Legal disputes invoked precedents from cases such as Marbury v. Madison, Citizens United v. Federal Election Commission, and litigation around the Emoluments Clause brought by groups like CREW and plaintiffs represented by firms associated with Seth Waxman and Neil Katyal. Questions arose about separation-of-powers doctrines and whether an executive order could supersede statutory disclosure regimes enacted under the Ethics in Government Act of 1978 and interpreted by courts including the United States Court of Appeals for the D.C. Circuit and the Supreme Court of the United States. Challenges referenced prior rulings on executive authority during administrations of Abraham Lincoln (wartime precedents), Franklin D. Roosevelt, and Lyndon B. Johnson concerning scope of presidential directives.

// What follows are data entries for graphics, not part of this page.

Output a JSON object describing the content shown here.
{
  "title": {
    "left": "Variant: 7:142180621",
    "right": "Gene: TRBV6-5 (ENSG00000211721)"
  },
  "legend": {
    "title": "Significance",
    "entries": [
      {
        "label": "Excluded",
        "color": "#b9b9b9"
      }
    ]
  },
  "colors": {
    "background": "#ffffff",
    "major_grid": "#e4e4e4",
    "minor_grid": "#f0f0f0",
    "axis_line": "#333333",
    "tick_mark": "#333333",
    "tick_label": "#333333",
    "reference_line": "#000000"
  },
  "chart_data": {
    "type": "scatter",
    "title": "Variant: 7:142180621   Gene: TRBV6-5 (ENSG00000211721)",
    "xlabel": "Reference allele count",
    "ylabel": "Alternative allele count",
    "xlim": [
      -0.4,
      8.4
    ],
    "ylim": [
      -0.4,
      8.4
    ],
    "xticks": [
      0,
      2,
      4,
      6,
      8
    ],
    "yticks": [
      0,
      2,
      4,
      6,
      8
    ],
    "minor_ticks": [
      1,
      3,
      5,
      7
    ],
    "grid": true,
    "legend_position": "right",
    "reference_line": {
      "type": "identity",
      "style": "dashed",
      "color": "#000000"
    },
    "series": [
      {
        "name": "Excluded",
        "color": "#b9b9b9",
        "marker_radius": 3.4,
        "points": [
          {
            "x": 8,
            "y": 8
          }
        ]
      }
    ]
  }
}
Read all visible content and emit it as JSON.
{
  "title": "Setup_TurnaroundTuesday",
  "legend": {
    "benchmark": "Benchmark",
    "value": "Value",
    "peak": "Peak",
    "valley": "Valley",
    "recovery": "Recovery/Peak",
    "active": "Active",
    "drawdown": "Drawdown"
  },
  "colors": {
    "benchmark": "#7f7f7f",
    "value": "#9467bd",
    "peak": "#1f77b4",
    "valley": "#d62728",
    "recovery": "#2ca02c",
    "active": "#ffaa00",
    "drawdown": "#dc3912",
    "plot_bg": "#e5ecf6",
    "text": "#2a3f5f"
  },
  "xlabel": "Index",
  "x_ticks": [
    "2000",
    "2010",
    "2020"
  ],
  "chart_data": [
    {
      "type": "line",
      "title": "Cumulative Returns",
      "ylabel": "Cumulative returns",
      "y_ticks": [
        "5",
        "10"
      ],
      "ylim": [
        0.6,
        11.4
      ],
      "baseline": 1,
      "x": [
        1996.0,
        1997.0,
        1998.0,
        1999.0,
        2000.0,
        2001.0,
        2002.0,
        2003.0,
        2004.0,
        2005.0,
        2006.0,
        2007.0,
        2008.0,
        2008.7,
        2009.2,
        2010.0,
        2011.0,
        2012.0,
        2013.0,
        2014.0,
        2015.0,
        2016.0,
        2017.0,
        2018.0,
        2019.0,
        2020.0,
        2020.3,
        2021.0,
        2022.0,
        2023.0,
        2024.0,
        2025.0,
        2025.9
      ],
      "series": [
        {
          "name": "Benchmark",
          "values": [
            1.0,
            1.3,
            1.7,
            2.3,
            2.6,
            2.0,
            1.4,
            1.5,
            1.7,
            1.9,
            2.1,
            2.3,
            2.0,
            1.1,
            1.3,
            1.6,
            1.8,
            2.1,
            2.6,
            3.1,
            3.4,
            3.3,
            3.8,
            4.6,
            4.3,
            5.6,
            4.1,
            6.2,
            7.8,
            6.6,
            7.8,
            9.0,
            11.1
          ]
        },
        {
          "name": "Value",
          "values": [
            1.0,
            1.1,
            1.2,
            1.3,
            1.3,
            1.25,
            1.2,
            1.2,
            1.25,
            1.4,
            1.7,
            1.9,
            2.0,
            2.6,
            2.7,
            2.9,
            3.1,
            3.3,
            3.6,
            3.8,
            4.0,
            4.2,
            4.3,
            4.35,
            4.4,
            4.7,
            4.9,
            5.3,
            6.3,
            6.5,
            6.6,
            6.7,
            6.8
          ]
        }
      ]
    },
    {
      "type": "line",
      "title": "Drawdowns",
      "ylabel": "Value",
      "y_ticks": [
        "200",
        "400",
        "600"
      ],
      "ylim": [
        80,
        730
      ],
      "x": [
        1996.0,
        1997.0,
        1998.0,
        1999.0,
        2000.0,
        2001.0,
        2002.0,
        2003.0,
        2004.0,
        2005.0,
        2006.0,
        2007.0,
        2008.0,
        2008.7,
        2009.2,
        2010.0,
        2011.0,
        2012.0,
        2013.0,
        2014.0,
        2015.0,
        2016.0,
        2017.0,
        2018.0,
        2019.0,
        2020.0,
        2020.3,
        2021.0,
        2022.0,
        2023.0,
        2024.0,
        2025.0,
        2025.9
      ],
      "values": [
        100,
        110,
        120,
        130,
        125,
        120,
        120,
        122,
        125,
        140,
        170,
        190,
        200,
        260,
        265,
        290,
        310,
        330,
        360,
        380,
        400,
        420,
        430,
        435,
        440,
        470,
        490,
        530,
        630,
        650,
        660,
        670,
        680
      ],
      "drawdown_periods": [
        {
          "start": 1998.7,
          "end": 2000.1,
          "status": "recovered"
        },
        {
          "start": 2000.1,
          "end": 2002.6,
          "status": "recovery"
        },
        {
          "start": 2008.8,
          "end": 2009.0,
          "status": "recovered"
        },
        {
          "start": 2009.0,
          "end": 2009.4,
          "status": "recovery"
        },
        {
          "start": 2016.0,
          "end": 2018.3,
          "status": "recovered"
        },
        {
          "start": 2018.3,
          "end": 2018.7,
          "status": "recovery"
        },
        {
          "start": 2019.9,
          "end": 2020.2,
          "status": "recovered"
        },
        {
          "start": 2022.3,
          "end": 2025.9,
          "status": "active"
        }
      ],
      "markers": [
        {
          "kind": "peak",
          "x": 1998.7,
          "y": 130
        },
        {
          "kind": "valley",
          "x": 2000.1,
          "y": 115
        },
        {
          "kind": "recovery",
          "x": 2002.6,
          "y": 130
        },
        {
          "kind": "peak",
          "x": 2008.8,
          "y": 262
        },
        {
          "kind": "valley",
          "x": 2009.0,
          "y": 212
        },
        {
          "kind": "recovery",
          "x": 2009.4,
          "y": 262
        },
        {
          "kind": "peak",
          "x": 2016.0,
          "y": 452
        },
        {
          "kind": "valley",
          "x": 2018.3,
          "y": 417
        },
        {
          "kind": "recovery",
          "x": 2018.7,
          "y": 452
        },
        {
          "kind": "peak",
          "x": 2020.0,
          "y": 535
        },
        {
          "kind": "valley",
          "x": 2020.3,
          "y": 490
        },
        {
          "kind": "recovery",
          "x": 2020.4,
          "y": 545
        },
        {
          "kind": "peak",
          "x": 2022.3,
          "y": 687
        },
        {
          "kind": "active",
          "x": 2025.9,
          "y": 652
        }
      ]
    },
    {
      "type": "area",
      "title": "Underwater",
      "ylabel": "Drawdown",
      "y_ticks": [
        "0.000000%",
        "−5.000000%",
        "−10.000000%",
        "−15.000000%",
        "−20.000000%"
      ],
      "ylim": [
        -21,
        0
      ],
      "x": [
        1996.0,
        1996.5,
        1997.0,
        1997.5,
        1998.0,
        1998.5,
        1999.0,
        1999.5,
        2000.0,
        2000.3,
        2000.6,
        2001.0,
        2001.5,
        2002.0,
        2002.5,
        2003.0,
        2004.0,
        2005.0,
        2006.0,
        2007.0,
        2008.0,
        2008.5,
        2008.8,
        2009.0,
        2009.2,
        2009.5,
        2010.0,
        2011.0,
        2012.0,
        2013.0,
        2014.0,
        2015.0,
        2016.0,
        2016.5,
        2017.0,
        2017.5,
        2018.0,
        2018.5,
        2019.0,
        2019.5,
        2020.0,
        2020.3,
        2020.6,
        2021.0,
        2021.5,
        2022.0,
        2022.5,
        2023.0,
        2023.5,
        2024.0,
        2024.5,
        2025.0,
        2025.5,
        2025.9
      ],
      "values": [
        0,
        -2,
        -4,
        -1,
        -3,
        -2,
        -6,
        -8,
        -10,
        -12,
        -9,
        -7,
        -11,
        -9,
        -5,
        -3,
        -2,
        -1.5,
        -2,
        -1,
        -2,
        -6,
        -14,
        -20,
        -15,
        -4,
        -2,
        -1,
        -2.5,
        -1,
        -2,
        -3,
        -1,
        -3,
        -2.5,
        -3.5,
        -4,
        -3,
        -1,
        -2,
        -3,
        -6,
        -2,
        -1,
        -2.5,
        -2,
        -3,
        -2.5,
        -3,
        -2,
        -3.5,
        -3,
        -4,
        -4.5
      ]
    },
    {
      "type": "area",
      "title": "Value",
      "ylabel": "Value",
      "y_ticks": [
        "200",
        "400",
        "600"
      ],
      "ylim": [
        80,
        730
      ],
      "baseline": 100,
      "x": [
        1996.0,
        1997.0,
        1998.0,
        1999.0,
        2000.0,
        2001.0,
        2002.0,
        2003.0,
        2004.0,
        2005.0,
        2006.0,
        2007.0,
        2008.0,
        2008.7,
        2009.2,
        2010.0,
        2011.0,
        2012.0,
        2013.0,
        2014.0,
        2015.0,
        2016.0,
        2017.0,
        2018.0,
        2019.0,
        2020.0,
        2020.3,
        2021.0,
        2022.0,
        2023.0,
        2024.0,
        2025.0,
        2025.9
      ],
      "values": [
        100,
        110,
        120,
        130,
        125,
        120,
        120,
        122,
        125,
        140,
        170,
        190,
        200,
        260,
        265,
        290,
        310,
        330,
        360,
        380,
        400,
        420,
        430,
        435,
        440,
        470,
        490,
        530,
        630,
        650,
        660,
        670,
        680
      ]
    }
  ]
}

Controversies included alleged circumvention via waivers, the scope of recusal enforcement by the Office of Government Ethics, and tensions with lobbying restrictions under the Honest Leadership and Open Government Act of 2007. Litigation tactics paralleled strategies used in high-profile suits like those involving Sally Yates and Don McGahn.

Reactions and Commentary

Commentary ranged from praise in editorials by outlets like Wall Street Journal and conservative scholars at Heritage Foundation to skepticism from critics at Center for American Progress and legal scholars at Harvard Law School, Yale Law School, Stanford Law School, Columbia Law School, and University of Chicago Law School. Congressional responses involved statements by members such as Adam Schiff, Jim Jordan, Elizabeth Warren, and Bernie Sanders asserting differing interpretations. Public interest organizations including Common Cause, Sunlight Foundation, Public Citizen, and Campaign Legal Center weighed in on enforcement realism, while international law experts from Chatham House and Council on Foreign Relations discussed diplomatic implications. Editorial cartoons and commentary in publications like The Economist, New Yorker, and TIME (magazine) reflected the partisan and institutional debates that accompanied the order's issuance.